The result described at [[Green-Tao_theorem]] was groundbreaking and of extraordinary scientific interest. It will no doubt eventually be covered in a text some day. The present article is just a stub, but if we were to expand the article to something longer, the main sources at the moment would have to be journal articles. There is a 0% chance this article would be deleted at AFD.
The stub [[Ω-logic]] describes a much more esoteric theory [1]. There is a "secondary" source for this - a survey article written by Woodin himself. Again, any expansion of the article would need to use journals as its main sources. I think this has a much lower chance of being covered by a text any time soon.
I picked these because they are already existing articles. I can also think of several research programs that could have a wikipedia article but do not.
Going farther, there's a large collection of articles for which there are secondary sources on the broader topic, but only journal sources for large sections of the technical material.
I will write a separate email on the topic of creating new survey articles on Wikipedia.
- Carl
[1] If the Unicode link doesn't work, pick the second article in the list at [[Omega-logic]], the one with a capital Omega.
On Tue, Jan 06, 2009 at 06:51:10PM -0500, WJhonson@aol.com wrote:
I'm not comfortable with the idea that Wikipedia is going to be the *source* for a new summary and synthesize of primary source material. That is the very position that we strove to exclude in the policy language.
An issue here is that there is a continuum between "list of" articles and "prose" articles, not a discrete spectrum. On one hand, we probably all agree that [[List of cathedrals]] is permitted to draw from as many primary sources as desired provided that there are clear and appropriate criteria for inclusion. That is, nobody would say we have to directly copy our list of cathedrals from a list someone else has compiled, or that it even has to cite secondaryu sources at all.
One step removed from this are articles like [[List of cohomology theories]]. These, again, are permitted to draw from primary sources at will, provided the standards for inclusion are valid.

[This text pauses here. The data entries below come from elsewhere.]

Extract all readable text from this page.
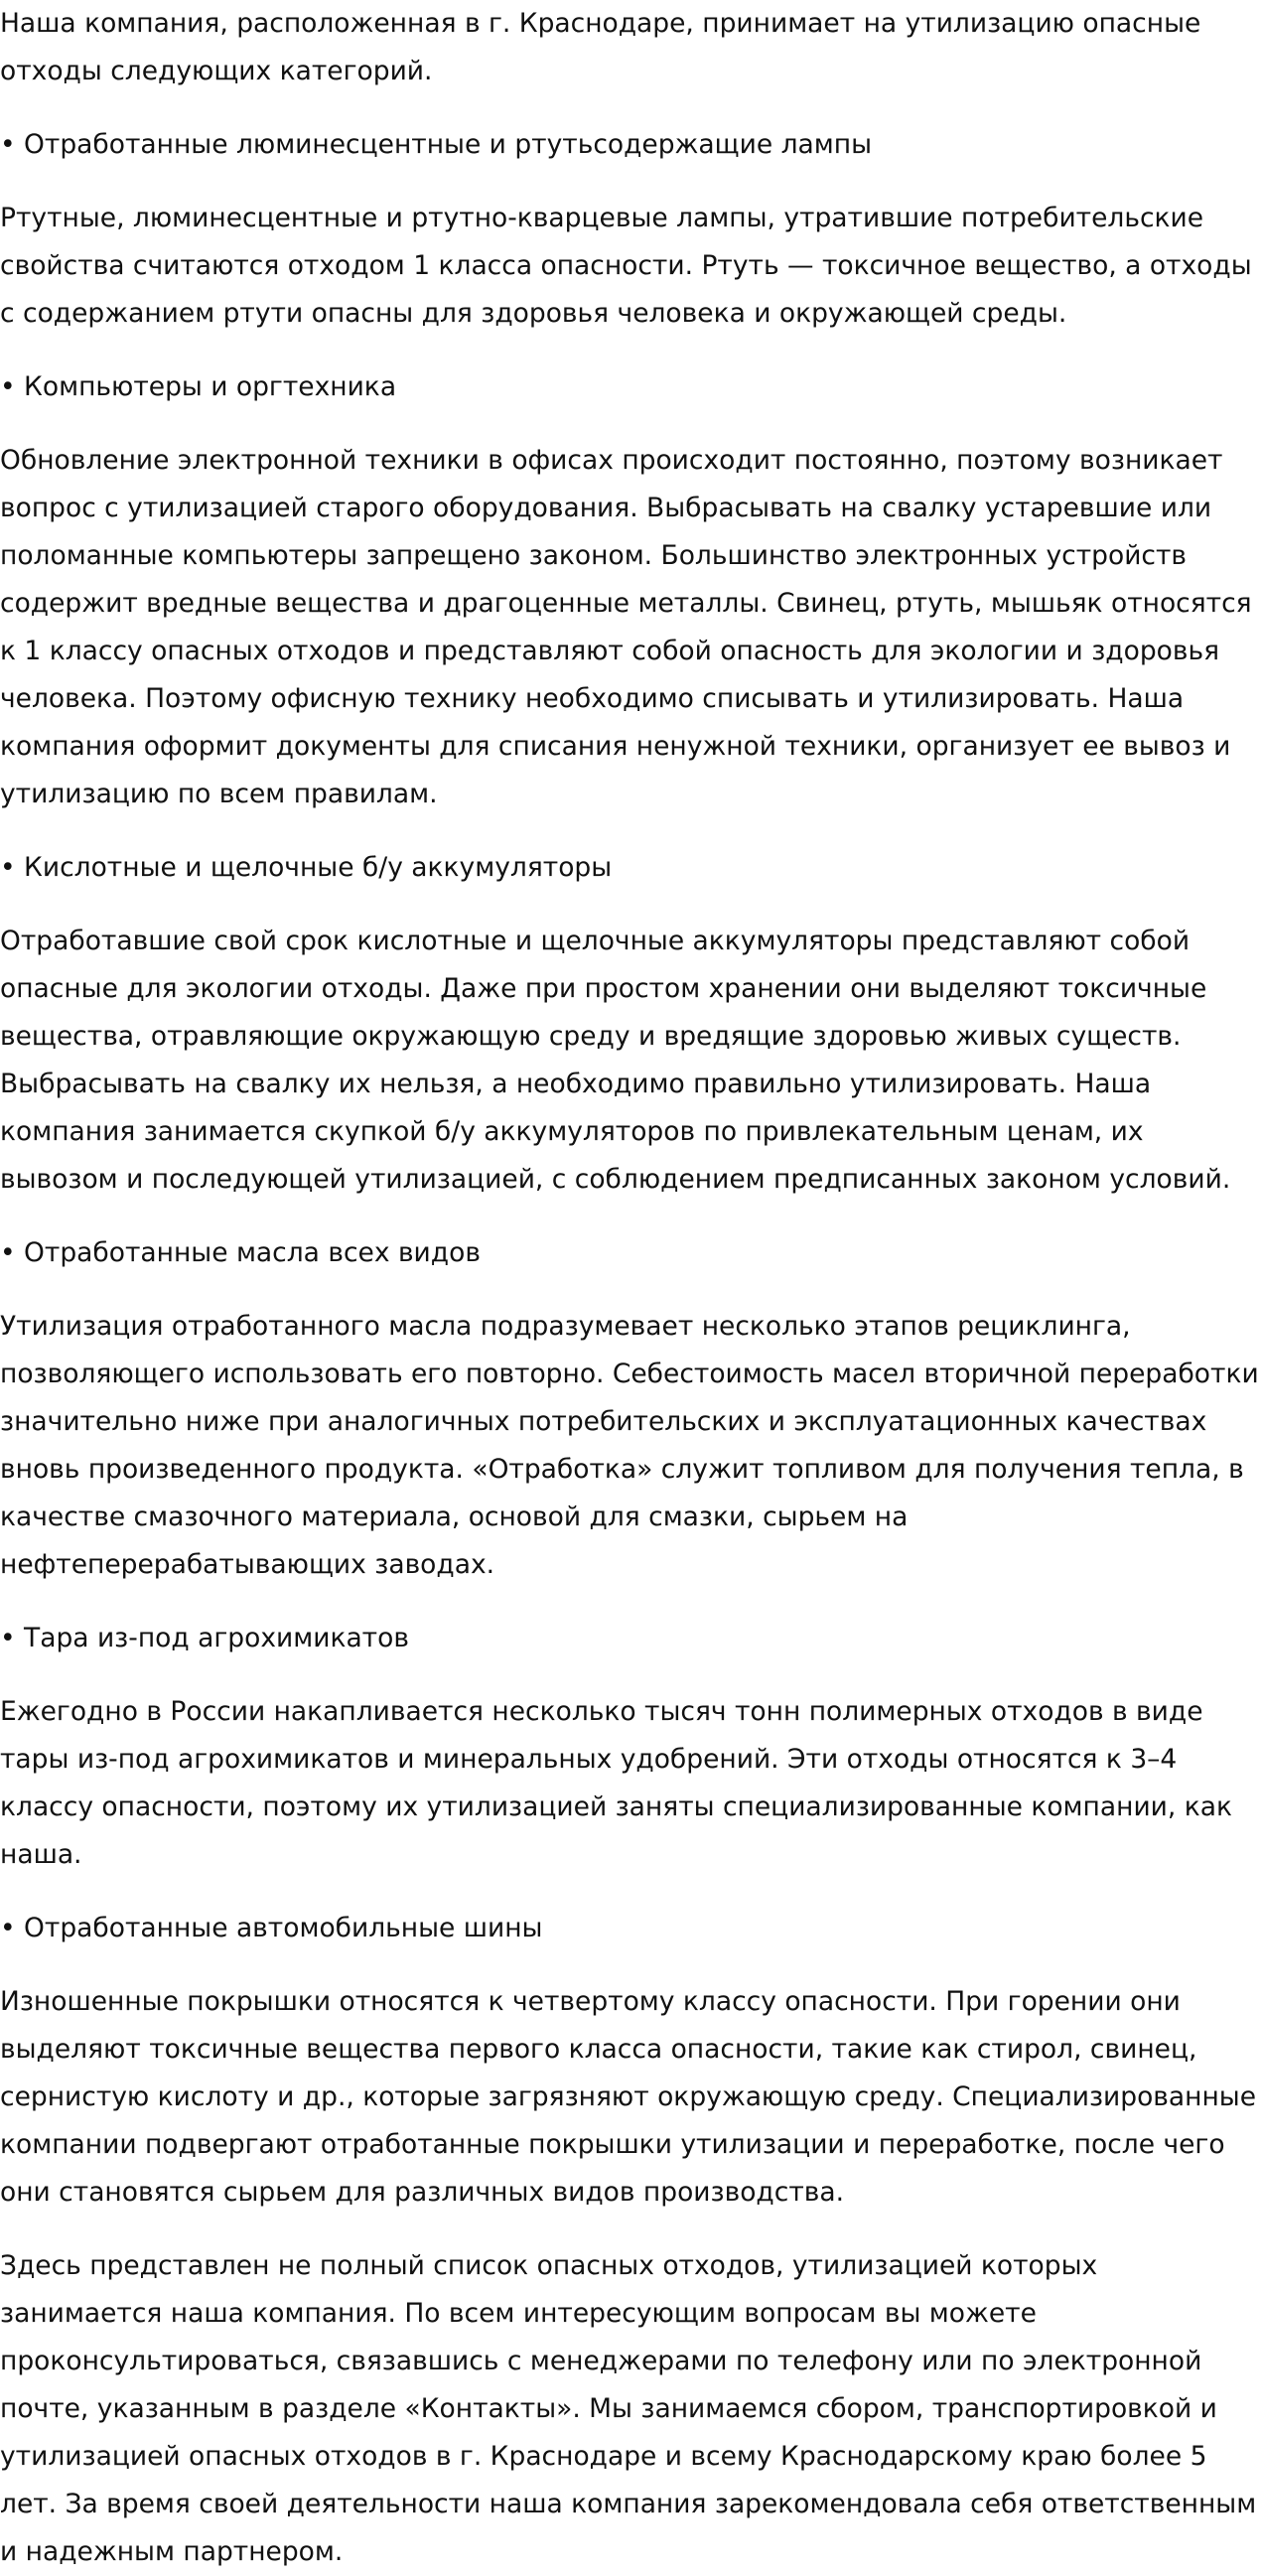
Наша компания, расположенная в г. Краснодаре, принимает на утилизацию опасные отходы следующих категорий.

• Отработанные люминесцентные и ртутьсодержащие лампы

Ртутные, люминесцентные и ртутно-кварцевые лампы, утратившие потребительские свойства считаются отходом 1 класса опасности. Ртуть — токсичное вещество, а отходы с содержанием ртути опасны для здоровья человека и окружающей среды.

• Компьютеры и оргтехника

Обновление электронной техники в офисах происходит постоянно, поэтому возникает вопрос с утилизацией старого оборудования. Выбрасывать на свалку устаревшие или поломанные компьютеры запрещено законом. Большинство электронных устройств содержит вредные вещества и драгоценные металлы. Свинец, ртуть, мышьяк относятся к 1 классу опасных отходов и представляют собой опасность для экологии и здоровья человека. Поэтому офисную технику необходимо списывать и утилизировать. Наша компания оформит документы для списания ненужной техники, организует ее вывоз и утилизацию по всем правилам.

• Кислотные и щелочные б/у аккумуляторы

Отработавшие свой срок кислотные и щелочные аккумуляторы представляют собой опасные для экологии отходы. Даже при простом хранении они выделяют токсичные вещества, отравляющие окружающую среду и вредящие здоровью живых существ. Выбрасывать на свалку их нельзя, а необходимо правильно утилизировать. Наша компания занимается скупкой б/у аккумуляторов по привлекательным ценам, их вывозом и последующей утилизацией, с соблюдением предписанных законом условий.

• Отработанные масла всех видов

Утилизация отработанного масла подразумевает несколько этапов рециклинга, позволяющего использовать его повторно. Себестоимость масел вторичной переработки значительно ниже при аналогичных потребительских и эксплуатационных качествах вновь произведенного продукта. «Отработка» служит топливом для получения тепла, в качестве смазочного материала, основой для смазки, сырьем на нефтеперерабатывающих заводах.

• Тара из-под агрохимикатов

Ежегодно в России накапливается несколько тысяч тонн полимерных отходов в виде тары из-под агрохимикатов и минеральных удобрений. Эти отходы относятся к 3–4 классу опасности, поэтому их утилизацией заняты специализированные компании, как наша.

• Отработанные автомобильные шины

Изношенные покрышки относятся к четвертому классу опасности. При горении они выделяют токсичные вещества первого класса опасности, такие как стирол, свинец, сернистую кислоту и др., которые загрязняют окружающую среду. Специализированные компании подвергают отработанные покрышки утилизации и переработке, после чего они становятся сырьем для различных видов производства.

Здесь представлен не полный список опасных отходов, утилизацией которых занимается наша компания. По всем интересующим вопросам вы можете проконсультироваться, связавшись с менеджерами по телефону или по электронной почте, указанным в разделе «Контакты». Мы занимаемся сбором, транспортировкой и утилизацией опасных отходов в г. Краснодаре и всему Краснодарскому краю более 5 лет. За время своей деятельности наша компания зарекомендовала себя ответственным и надежным партнером.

One step further are articles that consist of a series of summary-style paragraphs on several related topics. These are essentially glorified disambiguation pages. One example is [[Reduction (recursion theory)]]. In this particular case there are plenty of secondary sources, but if we were to really tighten up the referencing some things would need to be cited to journals. And none of the sources presently included would be readily understandable by an untrained reader, apart from the verification of direct quotes.